Au présent avec Mélenchon pour un autre avenir

Après le ralliement sans scrupule1 de Manuel Valls à Emmanuel Macron, Benoît Hamon a déclaré ce mercredi : « Je suis le seul à pouvoir conjuguer des électorats différents, des radicaux aux plus modérés. Je suis aujourd'hui le seul à pouvoir les faire gagner ensemble et ainsi créer les conditions d'une majorité parlementaire pour gouverner ». Appel désespéré à un retrait hors de question. En fait, le candidat du PS et ses soutiens ne comprennent pas qu'« occuper une place centrale à gauche », comme il le revendique, ne veut plus rien dire.

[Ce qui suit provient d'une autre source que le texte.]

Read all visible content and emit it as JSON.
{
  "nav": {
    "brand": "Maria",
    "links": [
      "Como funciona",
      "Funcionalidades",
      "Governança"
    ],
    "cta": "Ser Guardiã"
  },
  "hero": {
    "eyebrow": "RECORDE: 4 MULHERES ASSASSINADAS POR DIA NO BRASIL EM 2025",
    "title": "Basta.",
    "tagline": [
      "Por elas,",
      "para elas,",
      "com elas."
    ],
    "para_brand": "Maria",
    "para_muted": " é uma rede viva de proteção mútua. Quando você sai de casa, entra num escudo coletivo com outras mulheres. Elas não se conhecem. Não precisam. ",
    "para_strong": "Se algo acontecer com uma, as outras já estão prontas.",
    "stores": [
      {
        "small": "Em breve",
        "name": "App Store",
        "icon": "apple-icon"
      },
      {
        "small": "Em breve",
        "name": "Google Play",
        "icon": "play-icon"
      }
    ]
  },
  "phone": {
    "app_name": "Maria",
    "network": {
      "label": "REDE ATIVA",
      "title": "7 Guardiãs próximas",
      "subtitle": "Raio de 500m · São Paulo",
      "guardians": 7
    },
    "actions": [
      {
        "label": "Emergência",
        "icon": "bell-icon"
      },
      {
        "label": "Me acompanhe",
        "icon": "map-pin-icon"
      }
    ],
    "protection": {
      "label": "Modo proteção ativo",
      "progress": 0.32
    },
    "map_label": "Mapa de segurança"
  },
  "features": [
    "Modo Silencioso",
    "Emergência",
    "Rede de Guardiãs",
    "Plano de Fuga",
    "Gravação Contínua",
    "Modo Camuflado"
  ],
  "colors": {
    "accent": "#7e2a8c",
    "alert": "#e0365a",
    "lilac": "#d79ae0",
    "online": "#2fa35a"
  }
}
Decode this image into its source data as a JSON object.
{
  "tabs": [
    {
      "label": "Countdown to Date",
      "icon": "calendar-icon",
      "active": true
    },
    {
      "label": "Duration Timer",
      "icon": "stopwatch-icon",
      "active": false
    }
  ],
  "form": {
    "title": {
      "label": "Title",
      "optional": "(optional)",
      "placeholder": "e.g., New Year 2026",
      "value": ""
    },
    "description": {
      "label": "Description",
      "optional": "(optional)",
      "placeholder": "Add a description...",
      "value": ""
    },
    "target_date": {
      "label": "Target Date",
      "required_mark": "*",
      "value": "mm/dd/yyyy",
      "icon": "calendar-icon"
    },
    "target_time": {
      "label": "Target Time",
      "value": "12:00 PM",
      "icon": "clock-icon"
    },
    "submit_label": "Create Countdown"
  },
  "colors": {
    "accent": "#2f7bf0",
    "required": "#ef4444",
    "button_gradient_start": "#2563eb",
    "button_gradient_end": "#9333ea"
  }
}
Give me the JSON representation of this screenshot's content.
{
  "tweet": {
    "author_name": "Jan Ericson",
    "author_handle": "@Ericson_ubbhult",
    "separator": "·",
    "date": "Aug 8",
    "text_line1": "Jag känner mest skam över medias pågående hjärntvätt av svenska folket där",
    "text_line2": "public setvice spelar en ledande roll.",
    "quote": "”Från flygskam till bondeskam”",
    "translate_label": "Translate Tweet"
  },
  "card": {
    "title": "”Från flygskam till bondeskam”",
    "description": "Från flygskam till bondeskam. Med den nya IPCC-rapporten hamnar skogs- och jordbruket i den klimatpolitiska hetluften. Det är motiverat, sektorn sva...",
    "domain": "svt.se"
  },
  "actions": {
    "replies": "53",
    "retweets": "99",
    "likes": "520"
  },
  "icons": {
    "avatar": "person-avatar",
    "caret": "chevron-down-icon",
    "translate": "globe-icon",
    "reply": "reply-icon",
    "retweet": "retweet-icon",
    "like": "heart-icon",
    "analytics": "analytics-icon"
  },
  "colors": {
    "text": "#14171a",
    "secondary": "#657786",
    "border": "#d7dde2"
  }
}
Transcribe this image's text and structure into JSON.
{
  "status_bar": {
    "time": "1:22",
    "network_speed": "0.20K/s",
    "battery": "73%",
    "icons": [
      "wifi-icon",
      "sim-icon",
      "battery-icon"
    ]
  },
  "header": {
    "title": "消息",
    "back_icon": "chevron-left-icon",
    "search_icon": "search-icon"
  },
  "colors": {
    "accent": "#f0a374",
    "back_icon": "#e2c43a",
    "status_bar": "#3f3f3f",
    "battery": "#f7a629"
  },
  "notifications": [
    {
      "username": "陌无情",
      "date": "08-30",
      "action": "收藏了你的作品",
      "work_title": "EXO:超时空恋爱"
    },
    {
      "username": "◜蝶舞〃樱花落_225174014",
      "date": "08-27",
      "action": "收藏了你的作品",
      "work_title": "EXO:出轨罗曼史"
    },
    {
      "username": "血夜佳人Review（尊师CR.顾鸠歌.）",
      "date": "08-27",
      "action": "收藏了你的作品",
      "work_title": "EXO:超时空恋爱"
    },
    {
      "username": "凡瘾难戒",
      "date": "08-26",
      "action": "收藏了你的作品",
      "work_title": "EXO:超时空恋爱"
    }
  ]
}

Pierre Laurent, le secrétaire national du PCF, a rapidement proposé l’organisation d’une réunion avec Benoît Hamon, Yannick Jadot, Jean-Luc Mélenchon et lui-même afin de se « rassembler autour d’un projet profondément ancré à gauche, d’une campagne et d’une candidature communes ». Démarche de sommet, irréaliste et sans consistance, négligeant les dynamiques à l’œuvre : celle qui voit le PS prendre l’eau, celle autour de la candidature Mélenchon, en pleine ascension. Comment peut-on proposer de dilapider ainsi tout un travail militant ?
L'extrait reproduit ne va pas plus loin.